Judge Betty Lou spent five years on the Superior Court bench ruling on custody issues, contested adoptions and petitions to remove children from dangerous homes. She spent the next seven years judging civil, criminal and appeal cases, and four years as the Presiding Judge of Orange County Juvenile Court.

Judge Betty Lou worked tirelessly to improve Orange County's social services, mental health, substance abuse, public awareness and support for abused children. Judge Betty Lou worked to make the system operate through education-than punishment.

While administering to juvenile cases in "mobile trailers" due to a lack of courtroom space, Judge Betty Lou began a crusade to improve the inadequate and horrendous juvenile and family courtroom facilities. She went to Sacramento several times to lobby for a much-needed facility for Orange County.

Her tenacious efforts paid off! In 1989, ground was broken for a state-of-the-art seven story courthouse in Orange, CA., which was completed and dedicated in 1992, as The Betty Lou Lamoreaux Juvenile Justice Center, the ultimate honor!

Judge Betty Lou retired from the bench at age 65 in 1989, however, was called back to the bench for several years thereafter. In her retirement, she enjoyed cruising for months at a time with her sister Shirley and several friends, visiting many countries throughout the world. She also enjoyed the opera, the symphony, reading good books, and watching Turner Classics, especially John Wayne movies.

She attributed her longevity to the daily spoonful of cod liver oil, washed down with a slice of orange in her childhood. A few of her favorite things included: the color lavender, Cadillac cars, White Shoulders perfume, reading the newspaper, Coca-Cola and mac-n-cheese...^One classy lady!

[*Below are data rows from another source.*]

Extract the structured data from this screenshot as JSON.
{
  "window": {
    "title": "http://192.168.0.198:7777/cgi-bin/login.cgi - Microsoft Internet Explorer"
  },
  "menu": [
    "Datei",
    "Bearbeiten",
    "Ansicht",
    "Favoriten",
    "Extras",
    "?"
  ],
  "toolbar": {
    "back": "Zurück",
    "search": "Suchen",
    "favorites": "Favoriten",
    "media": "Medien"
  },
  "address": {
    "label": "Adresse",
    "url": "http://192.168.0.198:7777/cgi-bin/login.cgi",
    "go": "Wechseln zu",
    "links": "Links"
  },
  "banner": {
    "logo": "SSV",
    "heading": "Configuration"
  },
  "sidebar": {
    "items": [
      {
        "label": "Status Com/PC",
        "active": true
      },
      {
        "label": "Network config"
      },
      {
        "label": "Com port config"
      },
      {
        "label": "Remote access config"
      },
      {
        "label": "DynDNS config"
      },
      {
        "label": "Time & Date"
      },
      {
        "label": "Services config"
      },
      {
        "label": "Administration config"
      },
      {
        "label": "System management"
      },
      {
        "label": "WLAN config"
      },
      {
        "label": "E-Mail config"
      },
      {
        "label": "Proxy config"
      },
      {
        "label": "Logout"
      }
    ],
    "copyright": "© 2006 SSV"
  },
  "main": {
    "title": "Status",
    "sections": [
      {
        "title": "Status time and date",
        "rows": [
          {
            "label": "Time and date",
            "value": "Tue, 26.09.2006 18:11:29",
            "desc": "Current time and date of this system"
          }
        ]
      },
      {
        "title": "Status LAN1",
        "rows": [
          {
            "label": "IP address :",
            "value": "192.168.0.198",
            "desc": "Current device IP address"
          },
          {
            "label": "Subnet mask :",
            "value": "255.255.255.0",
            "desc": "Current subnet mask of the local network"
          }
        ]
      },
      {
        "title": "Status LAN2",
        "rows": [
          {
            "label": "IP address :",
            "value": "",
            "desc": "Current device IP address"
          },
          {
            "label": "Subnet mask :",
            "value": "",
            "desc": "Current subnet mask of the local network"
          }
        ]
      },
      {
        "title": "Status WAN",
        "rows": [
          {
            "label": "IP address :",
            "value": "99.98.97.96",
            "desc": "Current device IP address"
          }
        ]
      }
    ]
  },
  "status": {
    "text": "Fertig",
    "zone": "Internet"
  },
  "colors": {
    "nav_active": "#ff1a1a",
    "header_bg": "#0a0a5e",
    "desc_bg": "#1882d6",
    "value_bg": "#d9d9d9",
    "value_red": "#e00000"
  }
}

So now, as a final verdict is pronounced on The Honorable Betty Lou Lamoreaux; it is evident that she was a truly gifted and remarkable woman. We therefore release her to soar and sing with the angels on high..."Case Closed!"

P.S. "Sing from your diaphragm!"

Funeral services will be held at 1:30 P.M. On Saturday, December 15, 2018 at Myers Mortuary in Ogden at 845 Washington Blvd.

Interment: West Weber Cemetery.

Arrangements under the direction of Myers Ogden Mortuary.